Michael J. Woodford, Esq., age 53, has been since 1986 a self-employed corporate attorney with a law practice based in Boulder, Colorado.  Mr. Woodford was appointed as a director of the Company in May 2008.  Mr. Woodford, since April 2008, also serves as a director of The Fight Zone, Inc., a non-reporting company whose common stock is quoted on the Pink Sheets.


William D. Smith, age 72, was re-appointed to the Board of Directors in May 2008.  Mr. Smith was a director of the Company between 2002 and 2004 and between 1995 and 1997. He retired in 1982 from McGraw-Hill Inc. where he was a director of systems development.

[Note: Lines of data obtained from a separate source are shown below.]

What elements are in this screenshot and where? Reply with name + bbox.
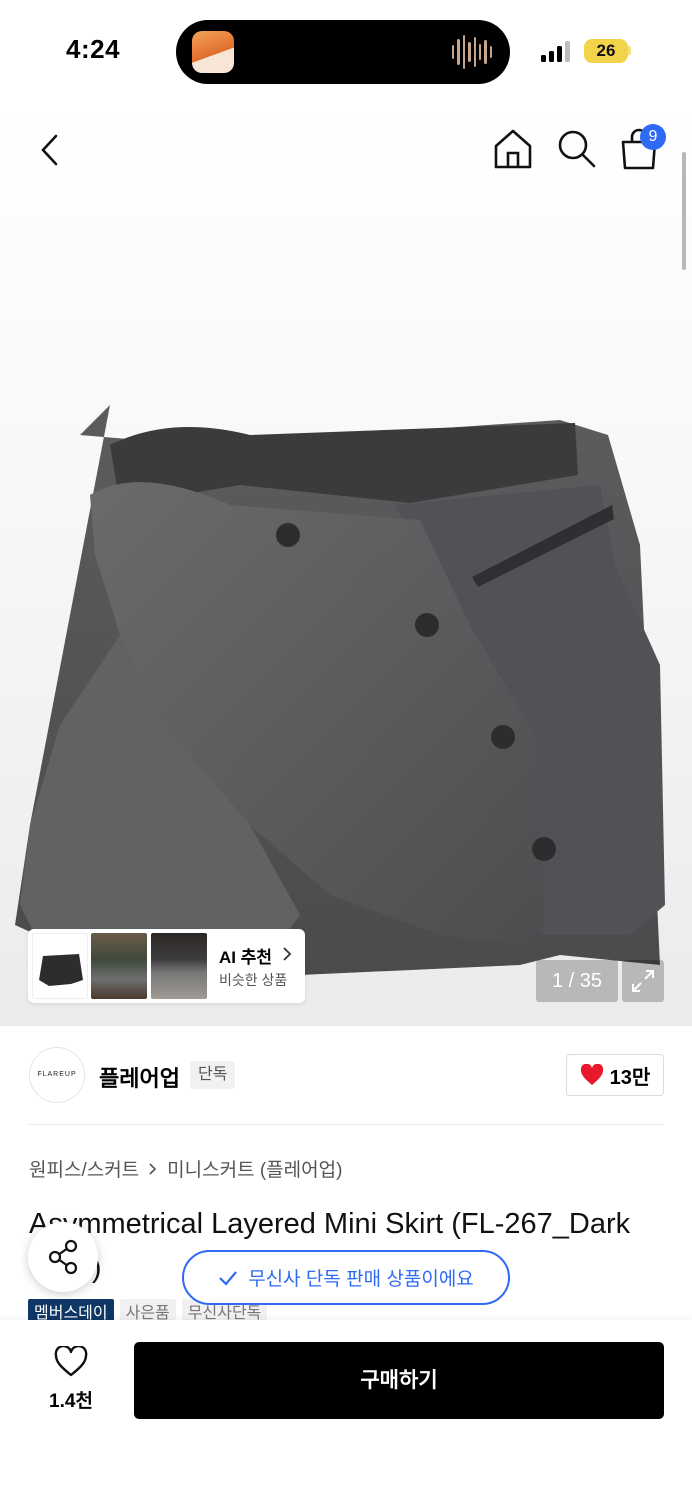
search-icon[interactable]: [554, 126, 600, 172]
status-bar: 4:24 26: [0, 0, 692, 100]
scrollbar[interactable]: [682, 152, 686, 270]
now-playing-avatar-icon: [192, 31, 234, 73]
check-icon: [219, 1270, 238, 1286]
image-page-indicator: 1 / 35: [536, 960, 618, 1002]
ai-recommend-title: AI 추천: [219, 948, 273, 967]
breadcrumb-category[interactable]: 원피스/스커트: [29, 1155, 139, 1182]
battery-tip: [628, 46, 631, 55]
chevron-right-icon: [149, 1162, 157, 1175]
back-arrow-icon[interactable]: [30, 128, 70, 172]
brand-logo[interactable]: FLAREUP: [29, 1047, 85, 1103]
product-photo: [15, 405, 665, 975]
product-detail-page: 4:24 26 AI 추천 비슷한 상품 1 / 35 9 FLAREUP 플레…: [0, 0, 692, 1500]
heart-filled-icon: [580, 1064, 603, 1085]
ai-recommend-card[interactable]: AI 추천 비슷한 상품: [28, 929, 305, 1003]
exclusive-sale-text: 무신사 단독 판매 상품이에요: [248, 1269, 474, 1290]
cart-button[interactable]: 9: [616, 124, 666, 172]
breadcrumb: 원피스/스커트 미니스커트 (플레어업): [29, 1155, 342, 1182]
audio-waveform-icon: [452, 34, 492, 70]
chevron-right-icon: [283, 947, 292, 961]
heart-outline-icon: [54, 1344, 88, 1377]
exclusive-sale-toast: 무신사 단독 판매 상품이에요: [182, 1250, 510, 1305]
similar-thumb-3[interactable]: [151, 933, 207, 999]
expand-icon: [632, 970, 654, 992]
similar-thumb-2[interactable]: [91, 933, 147, 999]
brand-like-count: 13만: [609, 1066, 651, 1089]
brand-name[interactable]: 플레어업: [99, 1061, 180, 1093]
dynamic-island[interactable]: [176, 20, 510, 84]
battery-icon: 26: [584, 39, 628, 63]
product-image-gallery[interactable]: AI 추천 비슷한 상품 1 / 35: [0, 100, 692, 1026]
cellular-signal-icon: [541, 41, 570, 62]
status-time: 4:24: [66, 34, 121, 64]
wishlist-count: 1.4천: [49, 1391, 93, 1412]
breadcrumb-subcategory[interactable]: 미니스커트 (플레어업): [167, 1155, 342, 1182]
divider: [28, 1124, 664, 1125]
wishlist-button[interactable]: 1.4천: [36, 1344, 106, 1414]
buy-button[interactable]: 구매하기: [134, 1342, 664, 1419]
brand-like-button[interactable]: 13만: [566, 1054, 664, 1096]
cart-count-badge: 9: [640, 124, 666, 150]
share-button[interactable]: [28, 1222, 98, 1292]
brand-exclusive-tag: 단독: [190, 1061, 236, 1089]
ai-recommend-subtitle: 비슷한 상품: [219, 972, 288, 988]
expand-image-button[interactable]: [622, 960, 664, 1002]
share-icon: [48, 1239, 78, 1275]
similar-thumb-1[interactable]: [32, 933, 88, 999]
home-icon[interactable]: [490, 126, 536, 172]
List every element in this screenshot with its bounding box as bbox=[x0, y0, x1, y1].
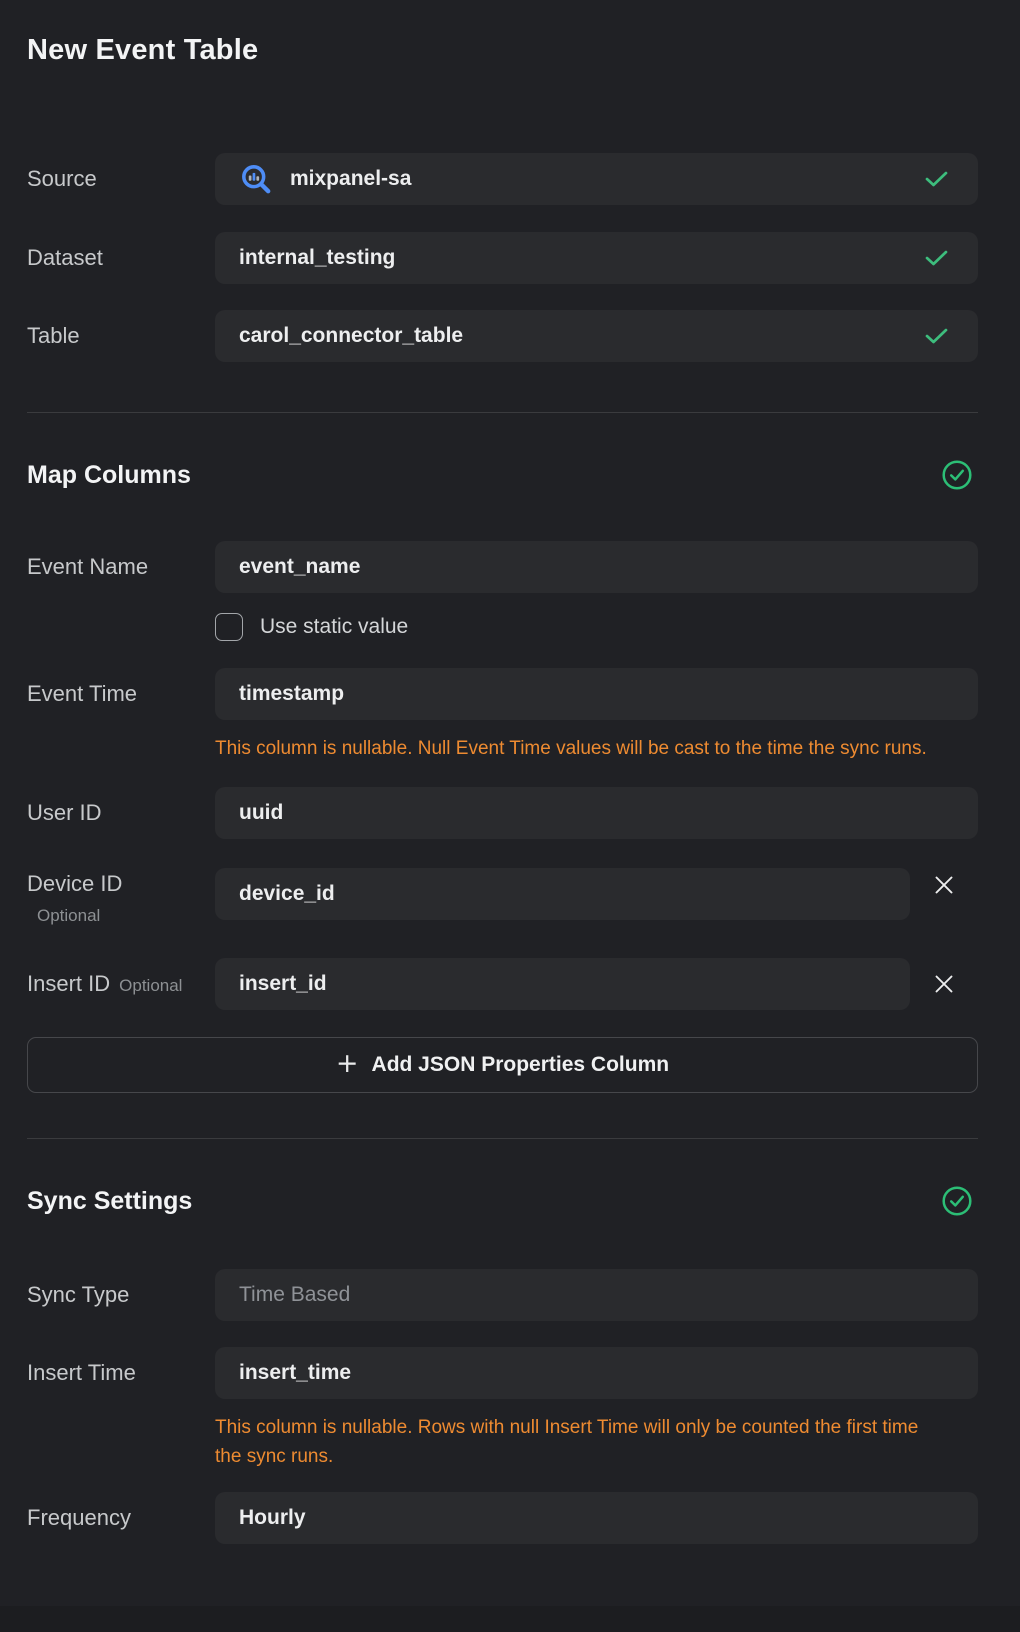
add-json-properties-label: Add JSON Properties Column bbox=[372, 1053, 670, 1077]
user-id-select[interactable]: uuid bbox=[215, 787, 978, 839]
insert-id-remove-button[interactable] bbox=[927, 967, 961, 1001]
insert-time-value: insert_time bbox=[239, 1361, 351, 1385]
check-icon bbox=[925, 250, 948, 267]
sync-type-value: Time Based bbox=[239, 1283, 350, 1307]
map-columns-heading: Map Columns bbox=[27, 461, 191, 490]
event-time-value: timestamp bbox=[239, 682, 344, 706]
insert-time-warning: This column is nullable. Rows with null … bbox=[215, 1413, 941, 1471]
insert-time-label: Insert Time bbox=[27, 1360, 136, 1385]
sync-type-select: Time Based bbox=[215, 1269, 978, 1321]
device-id-optional-label: Optional bbox=[37, 906, 215, 926]
device-id-row: Device ID Optional device_id bbox=[27, 868, 978, 926]
device-id-label: Device ID bbox=[27, 871, 215, 897]
table-value: carol_connector_table bbox=[239, 324, 463, 348]
insert-time-row: Insert Time insert_time bbox=[27, 1347, 978, 1399]
event-name-select[interactable]: event_name bbox=[215, 541, 978, 593]
source-label: Source bbox=[27, 166, 97, 191]
frequency-label: Frequency bbox=[27, 1505, 131, 1530]
bigquery-icon bbox=[239, 162, 273, 196]
event-time-label: Event Time bbox=[27, 681, 137, 706]
use-static-value-checkbox[interactable] bbox=[215, 613, 243, 641]
insert-id-optional-label: Optional bbox=[119, 976, 182, 995]
dataset-select[interactable]: internal_testing bbox=[215, 232, 978, 284]
event-name-row: Event Name event_name bbox=[27, 541, 978, 593]
source-row: Source mixpanel-sa bbox=[27, 153, 978, 205]
user-id-row: User ID uuid bbox=[27, 787, 978, 839]
section-divider bbox=[27, 412, 978, 413]
section-divider bbox=[27, 1138, 978, 1139]
device-id-select[interactable]: device_id bbox=[215, 868, 910, 920]
event-time-row: Event Time timestamp bbox=[27, 668, 978, 720]
page-title: New Event Table bbox=[27, 0, 978, 67]
sync-type-label: Sync Type bbox=[27, 1282, 129, 1307]
check-icon bbox=[925, 171, 948, 188]
table-row: Table carol_connector_table bbox=[27, 310, 978, 362]
event-name-label: Event Name bbox=[27, 554, 148, 579]
check-icon bbox=[925, 328, 948, 345]
bottom-edge-strip bbox=[0, 1606, 1020, 1632]
event-time-select[interactable]: timestamp bbox=[215, 668, 978, 720]
sync-settings-header: Sync Settings bbox=[27, 1186, 978, 1216]
add-json-properties-button[interactable]: + Add JSON Properties Column bbox=[27, 1037, 978, 1093]
device-id-remove-button[interactable] bbox=[927, 868, 961, 902]
dataset-row: Dataset internal_testing bbox=[27, 232, 978, 284]
user-id-value: uuid bbox=[239, 801, 283, 825]
insert-time-select[interactable]: insert_time bbox=[215, 1347, 978, 1399]
frequency-select[interactable]: Hourly bbox=[215, 1492, 978, 1544]
insert-id-select[interactable]: insert_id bbox=[215, 958, 910, 1010]
frequency-value: Hourly bbox=[239, 1506, 306, 1530]
use-static-value-row[interactable]: Use static value bbox=[215, 613, 978, 641]
circle-check-icon bbox=[941, 1185, 973, 1217]
event-name-value: event_name bbox=[239, 555, 360, 579]
dataset-label: Dataset bbox=[27, 245, 103, 270]
use-static-value-label: Use static value bbox=[260, 615, 408, 639]
event-time-warning: This column is nullable. Null Event Time… bbox=[215, 734, 941, 763]
device-id-value: device_id bbox=[239, 882, 335, 906]
sync-type-row: Sync Type Time Based bbox=[27, 1269, 978, 1321]
plus-icon: + bbox=[336, 1050, 359, 1077]
frequency-row: Frequency Hourly bbox=[27, 1492, 978, 1544]
source-value: mixpanel-sa bbox=[290, 167, 411, 191]
sync-settings-heading: Sync Settings bbox=[27, 1187, 192, 1216]
dataset-value: internal_testing bbox=[239, 246, 395, 270]
table-select[interactable]: carol_connector_table bbox=[215, 310, 978, 362]
circle-check-icon bbox=[941, 459, 973, 491]
map-columns-header: Map Columns bbox=[27, 460, 978, 490]
insert-id-row: Insert ID Optional insert_id bbox=[27, 958, 978, 1010]
insert-id-label: Insert ID bbox=[27, 971, 110, 996]
insert-id-value: insert_id bbox=[239, 972, 327, 996]
user-id-label: User ID bbox=[27, 800, 102, 825]
table-label: Table bbox=[27, 323, 80, 348]
source-select[interactable]: mixpanel-sa bbox=[215, 153, 978, 205]
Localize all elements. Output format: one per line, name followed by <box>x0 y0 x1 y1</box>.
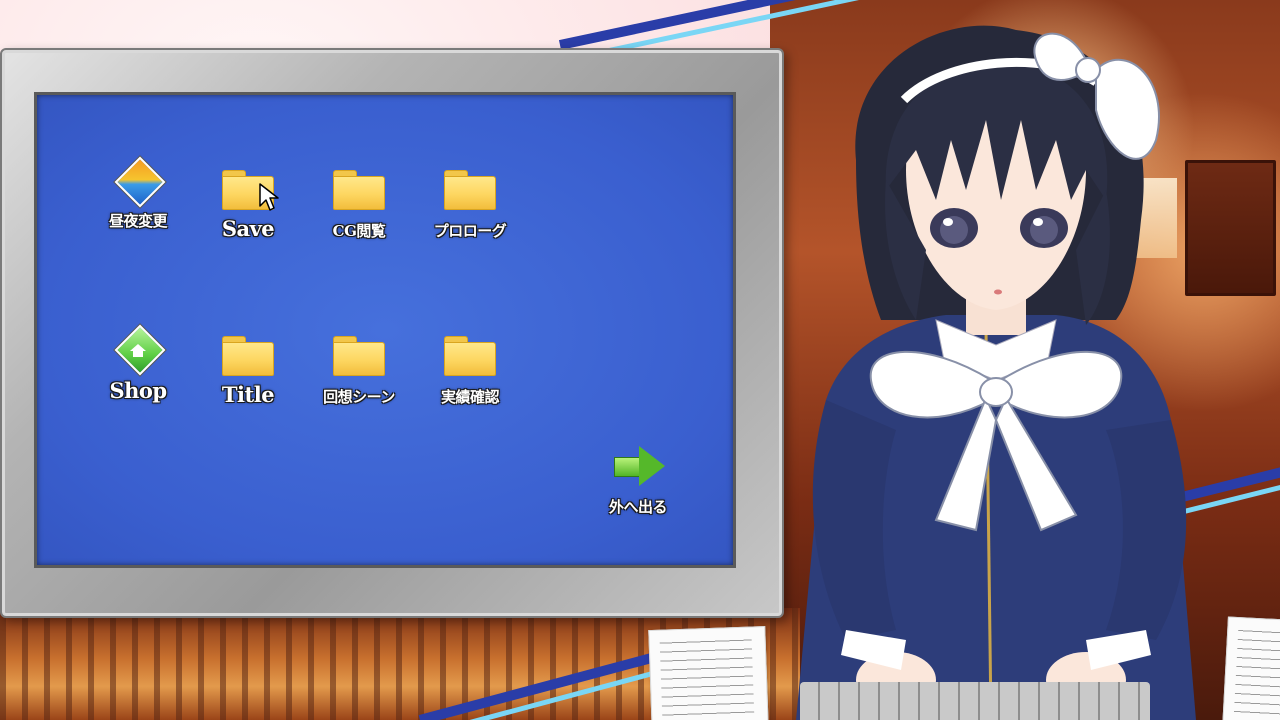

Messrs. Woodford and Smith have not been involved in any of the following events during the past five years:


1.

any bankruptcy petition filed by or against any business of which such person was a general partner or executive officer either at the time of the bankruptcy or within two years prior to that time;


2.

any conviction in a criminal proceeding or being subject to a pending criminal proceeding (excluding traffic violations and other minor offenses);


3.

being subject to any order, judgment, or decree, not subsequently reversed, suspended or vacated, of any court of competent jurisdiction, permanently or temporarily enjoining, barring, suspending or otherwise limiting his involvement in any type of business, securities or banking activities; or


4.

being found by a court of competent jurisdiction (in a civil action), the Commission or the Commodity Futures Trading Commission to have violated a federal or state securities or commodities law, and the judgment has not been reversed, suspended, or vacated.





SIGNATURES


Pursuant to the requirements of the Securities Exchange Act of 1934, the registrant has duly caused this report to be signed on its behalf by the undersigned hereunto duly authorized.


View Systems, Inc.

(Registrant)

Date: July 7, 2008

/s/ Gunther Than

Gunther Than, CEO

(Signature)*





 *Print name and title of the signing officer under his signature.